Song by Pink Floyd

from the album The Piper at the Gates of Dawn
- Released: 5 August 1967
- Recorded: 21 February 1967
- Genre: Psychedelic rock; baroque pop;
- Length: 3:08
- Label: EMI Columbia (UK); Tower (US);
- Songwriter: Syd Barrett
- Producer: Norman Smith

= Matilda Mother =

"Matilda Mother" is a song by the English rock band Pink Floyd, featured on their 1967 debut album, The Piper at the Gates of Dawn. Written by Syd Barrett, it is sung mostly by Richard Wright with Barrett joining in on choruses and singing the whole last verse. It was the first song recorded for the album.

==Lyrics and music==
The lyrics quote fragments of fairy tales as read from a book to the singer by his mother ("read[ing] the scribbly black", referring to writing in a book as a child sees it), and in the chorus he implores her to "tell me more". "Matilda Mother" represents a common theme in Barrett's work: his nostalgia for childhood and awareness that it could not be regained.

The song begins with a bass and organ introduction in which Roger Waters repeatedly plays the B on the 16th fret of the G-string by varying the lower note from D to F# on the D string. Unlike many older beat and pop songs, the guitar rarely plays chords, and most unusually for Western music, Wright provides an organ solo in the F# Phrygian dominant scale with a natural sixth instead of its typical flatted counterpart. The song ends with a simple E mixolydian-based waltz with wordless vocal harmonies of Wright and Barrett.

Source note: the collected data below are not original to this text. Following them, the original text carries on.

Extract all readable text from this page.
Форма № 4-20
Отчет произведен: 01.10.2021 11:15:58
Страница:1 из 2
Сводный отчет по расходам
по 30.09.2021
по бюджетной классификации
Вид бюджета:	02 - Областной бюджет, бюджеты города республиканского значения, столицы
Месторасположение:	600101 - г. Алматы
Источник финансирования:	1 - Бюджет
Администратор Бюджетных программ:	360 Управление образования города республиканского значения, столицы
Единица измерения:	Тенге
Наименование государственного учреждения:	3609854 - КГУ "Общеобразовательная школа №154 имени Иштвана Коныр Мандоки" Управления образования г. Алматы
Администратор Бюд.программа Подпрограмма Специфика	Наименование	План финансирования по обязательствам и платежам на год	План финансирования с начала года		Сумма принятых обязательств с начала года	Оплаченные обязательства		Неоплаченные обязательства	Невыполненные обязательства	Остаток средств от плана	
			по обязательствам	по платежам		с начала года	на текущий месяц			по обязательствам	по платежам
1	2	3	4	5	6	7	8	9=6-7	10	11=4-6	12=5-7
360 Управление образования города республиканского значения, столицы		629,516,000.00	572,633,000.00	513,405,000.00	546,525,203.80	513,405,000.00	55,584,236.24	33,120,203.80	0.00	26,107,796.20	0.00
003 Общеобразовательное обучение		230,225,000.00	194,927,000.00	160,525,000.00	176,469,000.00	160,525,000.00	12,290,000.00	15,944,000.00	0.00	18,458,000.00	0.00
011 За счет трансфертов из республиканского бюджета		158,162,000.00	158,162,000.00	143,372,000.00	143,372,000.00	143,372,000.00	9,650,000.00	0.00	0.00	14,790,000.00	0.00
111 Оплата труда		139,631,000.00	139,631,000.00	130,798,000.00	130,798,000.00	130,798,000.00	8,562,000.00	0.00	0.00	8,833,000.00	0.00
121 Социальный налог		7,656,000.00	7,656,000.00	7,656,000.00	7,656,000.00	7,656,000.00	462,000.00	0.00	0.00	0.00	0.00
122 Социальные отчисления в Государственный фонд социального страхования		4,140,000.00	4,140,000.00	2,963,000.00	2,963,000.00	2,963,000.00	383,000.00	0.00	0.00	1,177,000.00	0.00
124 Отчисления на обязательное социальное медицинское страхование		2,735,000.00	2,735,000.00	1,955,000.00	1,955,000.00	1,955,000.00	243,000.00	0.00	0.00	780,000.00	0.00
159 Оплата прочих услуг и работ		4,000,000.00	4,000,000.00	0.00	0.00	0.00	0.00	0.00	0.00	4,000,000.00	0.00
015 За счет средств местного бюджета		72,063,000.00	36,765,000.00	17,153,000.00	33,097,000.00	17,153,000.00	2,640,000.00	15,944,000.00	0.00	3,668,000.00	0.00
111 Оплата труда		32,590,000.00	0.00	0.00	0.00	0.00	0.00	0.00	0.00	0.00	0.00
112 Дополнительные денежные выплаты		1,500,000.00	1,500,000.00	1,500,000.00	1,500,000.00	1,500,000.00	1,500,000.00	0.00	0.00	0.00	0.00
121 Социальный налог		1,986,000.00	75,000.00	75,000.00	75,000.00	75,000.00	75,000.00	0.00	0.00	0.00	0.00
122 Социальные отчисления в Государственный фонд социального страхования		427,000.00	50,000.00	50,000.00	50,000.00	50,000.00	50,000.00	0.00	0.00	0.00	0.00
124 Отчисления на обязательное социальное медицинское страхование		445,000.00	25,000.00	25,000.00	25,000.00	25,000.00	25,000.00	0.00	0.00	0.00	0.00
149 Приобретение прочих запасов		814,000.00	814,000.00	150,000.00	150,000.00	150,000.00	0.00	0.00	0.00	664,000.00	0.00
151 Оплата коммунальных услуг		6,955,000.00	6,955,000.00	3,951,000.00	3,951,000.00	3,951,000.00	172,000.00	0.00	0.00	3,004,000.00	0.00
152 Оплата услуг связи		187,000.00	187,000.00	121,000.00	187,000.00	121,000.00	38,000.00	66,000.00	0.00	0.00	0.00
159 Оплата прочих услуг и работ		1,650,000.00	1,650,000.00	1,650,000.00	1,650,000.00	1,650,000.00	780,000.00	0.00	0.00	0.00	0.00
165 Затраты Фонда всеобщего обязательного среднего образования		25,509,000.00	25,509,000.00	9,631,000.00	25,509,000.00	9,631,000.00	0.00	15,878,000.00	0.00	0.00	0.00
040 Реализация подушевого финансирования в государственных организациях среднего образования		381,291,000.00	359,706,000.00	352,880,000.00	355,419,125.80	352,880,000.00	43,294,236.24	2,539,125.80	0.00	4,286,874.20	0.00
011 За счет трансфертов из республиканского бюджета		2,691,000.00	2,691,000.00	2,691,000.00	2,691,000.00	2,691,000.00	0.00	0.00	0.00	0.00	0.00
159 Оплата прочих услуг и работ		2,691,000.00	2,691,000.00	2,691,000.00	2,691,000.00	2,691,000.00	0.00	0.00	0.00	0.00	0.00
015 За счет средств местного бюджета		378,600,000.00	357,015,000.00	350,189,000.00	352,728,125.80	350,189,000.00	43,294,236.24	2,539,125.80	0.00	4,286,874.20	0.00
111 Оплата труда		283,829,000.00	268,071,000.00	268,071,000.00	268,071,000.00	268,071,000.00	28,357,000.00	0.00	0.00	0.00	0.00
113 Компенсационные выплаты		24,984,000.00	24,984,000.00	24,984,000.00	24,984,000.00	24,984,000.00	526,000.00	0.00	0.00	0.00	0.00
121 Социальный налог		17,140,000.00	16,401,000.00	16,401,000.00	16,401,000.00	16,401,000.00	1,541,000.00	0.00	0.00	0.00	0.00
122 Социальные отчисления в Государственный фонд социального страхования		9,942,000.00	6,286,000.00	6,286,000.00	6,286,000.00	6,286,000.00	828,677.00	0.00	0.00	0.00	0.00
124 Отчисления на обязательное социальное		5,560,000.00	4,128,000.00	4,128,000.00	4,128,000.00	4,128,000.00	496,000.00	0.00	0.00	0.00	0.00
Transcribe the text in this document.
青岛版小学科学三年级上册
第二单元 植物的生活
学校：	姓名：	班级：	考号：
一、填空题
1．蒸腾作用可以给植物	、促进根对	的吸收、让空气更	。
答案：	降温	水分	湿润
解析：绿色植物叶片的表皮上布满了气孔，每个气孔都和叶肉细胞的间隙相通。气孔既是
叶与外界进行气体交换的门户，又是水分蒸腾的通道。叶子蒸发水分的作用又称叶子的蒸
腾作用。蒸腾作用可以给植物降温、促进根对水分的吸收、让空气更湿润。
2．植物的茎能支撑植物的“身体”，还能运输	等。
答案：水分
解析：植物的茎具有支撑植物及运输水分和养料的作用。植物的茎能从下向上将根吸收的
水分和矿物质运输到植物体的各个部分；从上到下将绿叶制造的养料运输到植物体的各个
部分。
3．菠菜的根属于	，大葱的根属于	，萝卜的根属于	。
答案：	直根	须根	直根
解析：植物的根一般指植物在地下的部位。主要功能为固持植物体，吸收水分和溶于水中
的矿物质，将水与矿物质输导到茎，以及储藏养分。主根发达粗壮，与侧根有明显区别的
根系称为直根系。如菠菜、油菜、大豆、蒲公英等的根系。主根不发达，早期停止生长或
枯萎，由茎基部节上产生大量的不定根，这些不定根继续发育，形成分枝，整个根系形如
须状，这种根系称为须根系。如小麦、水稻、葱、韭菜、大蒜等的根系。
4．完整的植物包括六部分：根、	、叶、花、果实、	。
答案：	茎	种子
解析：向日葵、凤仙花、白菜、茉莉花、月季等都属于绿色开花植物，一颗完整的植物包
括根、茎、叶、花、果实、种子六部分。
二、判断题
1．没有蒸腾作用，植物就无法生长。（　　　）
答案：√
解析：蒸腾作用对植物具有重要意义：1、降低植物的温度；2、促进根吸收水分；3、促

Barrett originally wrote the song around verses from Hilaire Belloc's Cautionary Tales, in which a series of naughty children, including Matilda, receive their (often gruesome) comeuppance. He was forced to rewrite and re-record the track when Belloc's estate unexpectedly denied permission to use these lyrics. The original version was released on An Introduction to Syd Barrett in 2010.

==Later release==
On the Masters of Rock compilation album, the song was misspelled "Mathilda Mother".

==Personnel==
- Syd Barrett – electric guitars, double-tracked lead vocals (choruses, bridge and final verse)
- Richard Wright – Hammond organ, Farfisa organ, double-tracked lead vocals (first two verses and choruses)
- Roger Waters – bass guitar
- Nick Mason – drums

==Alternative versions==
A previously unreleased alternative version was released in a 40th anniversary reissue of The Piper at the Gates of Dawn; parts of this version's lyrics are also from Belloc's Cautionary Tales, i.e. Jim and Henry King, whereas the chorus is the same as in the standard version.

A different, stereo remix of the same alternative version was also released on the Barrett compilation, An Introduction to Syd Barrett in 2010. An extended version of this 2010 mix appeared in the Pink Floyd compilation box set The Early Years 1965–1972, which also contains two live recordings of the song.